Members of the Allied Pilots Association, the pilots’ union at American Airlines, said Wednesday that the U.S. Transportation Security Administration didn’t do enough to warn in-air flight crews of the Christmas Day terrorist threat on a Northwest Airlines flight.
In a letter to American Airlines pilots, the APA called for better communications at the time of potential security threats. “Some pilots were left out of the loop” when the TSA told management at American, a unit of AMR Corp. (AMR), and other airlines, to contact only the pilots of inbound transatlantic flights. The Northwest flight came into Detroit from Amsterdam. To ensure overall safety, “The TSA should have mandated that information about this security event be passed on to all airborne flights,” the APA Government Affairs Committee wrote.
Aside from that and failing to stop Abdulmutallab from getting on the plane with a bomb, the system worked. Speaking of which, another missed red flag was suddenly un-missed this afternoon. In addition to the fact that cryptic information about a mysterious Nigerian meeting with terrorists in Yemen somehow wasn’t linked to a Nigerian father reporting his extremist son missing in Yemen in November, we’ve got this piece of the puzzle from an unnamed U.S. intel official:
A high-ranking counterterrorism official told CBS News correspondent Kimberly Dozier Wednesday that U.S. intelligence agencies “knew Al Qaeda was promising a Christmas surprise” but weren’t able to piece together the details in time to prevent the attempted bombing of a Northwest Airlines flight arriving in Detroit.

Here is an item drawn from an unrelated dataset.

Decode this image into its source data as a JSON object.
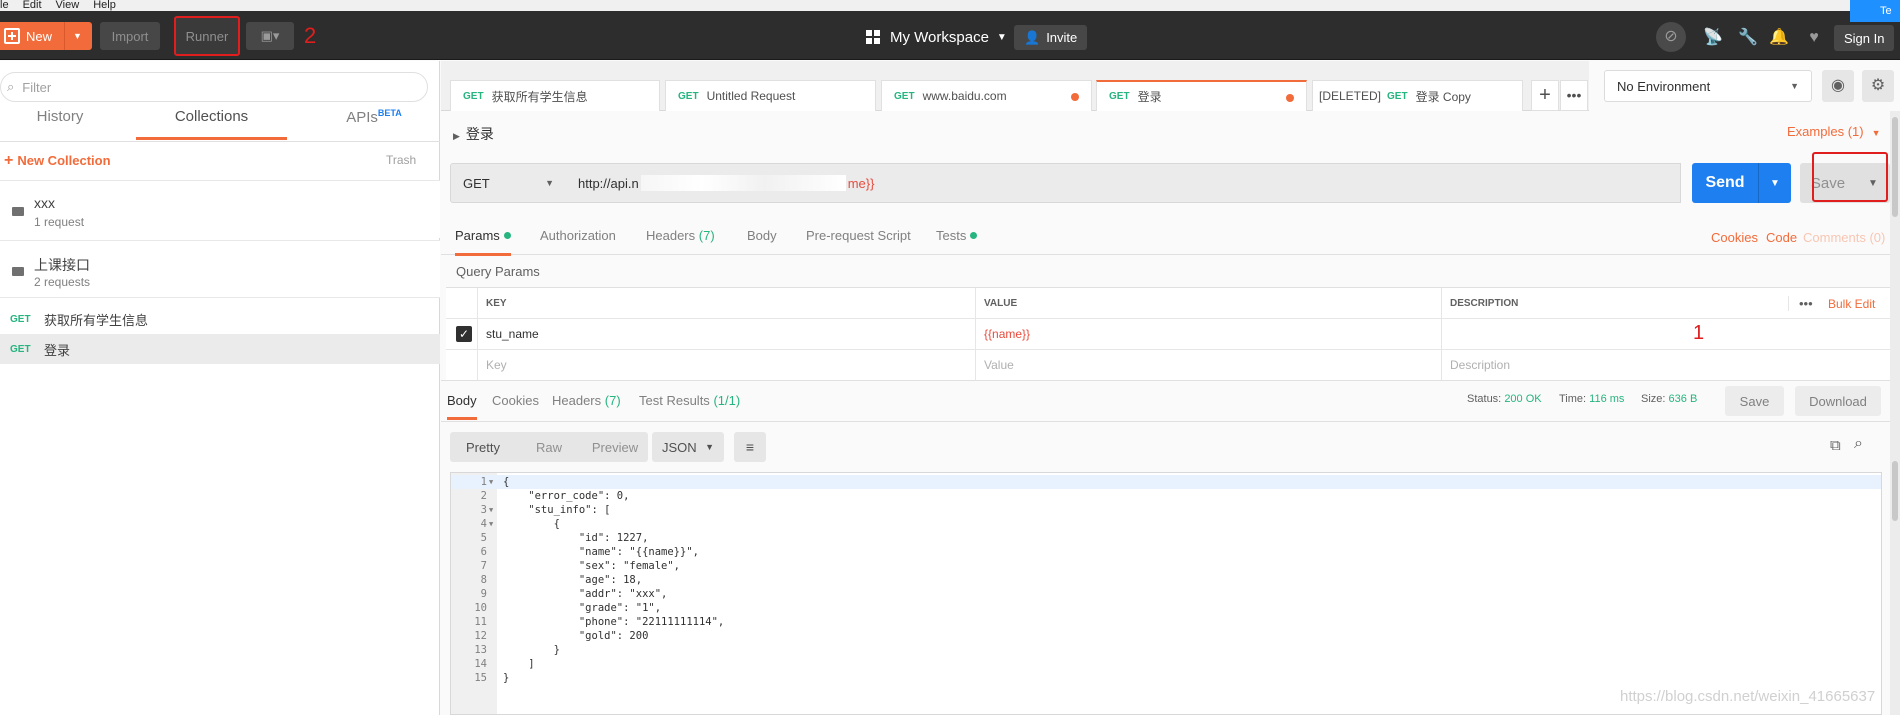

“We’d been tracking this stuff for months, without being able to connect the dots of what was happening, and what was going to happen,” said the official, who spoke on the condition of anonymity. “The problem is they get 8,000 messages a day at the [National Counter Terrorism Center]. But we couldn’t come up with something that was credible … so we assumed al Qaeda was still in the planning stages.”
Abdulmutallab bought his round-trip ticket for Christmas Day travel in Ghana on December 16 — under his real name. Even if the airline databases in Ghana aren’t available to U.S. intel, the ones in Europe, where he made his connection, probably are. In which case, how’d they miss a “Christmas surprise” that involved a Nigerian suspected of terrorist sympathies by his own father traveling on Christmas?
I wonder what the next red flag to have been missed will turn out to be. Hmmm.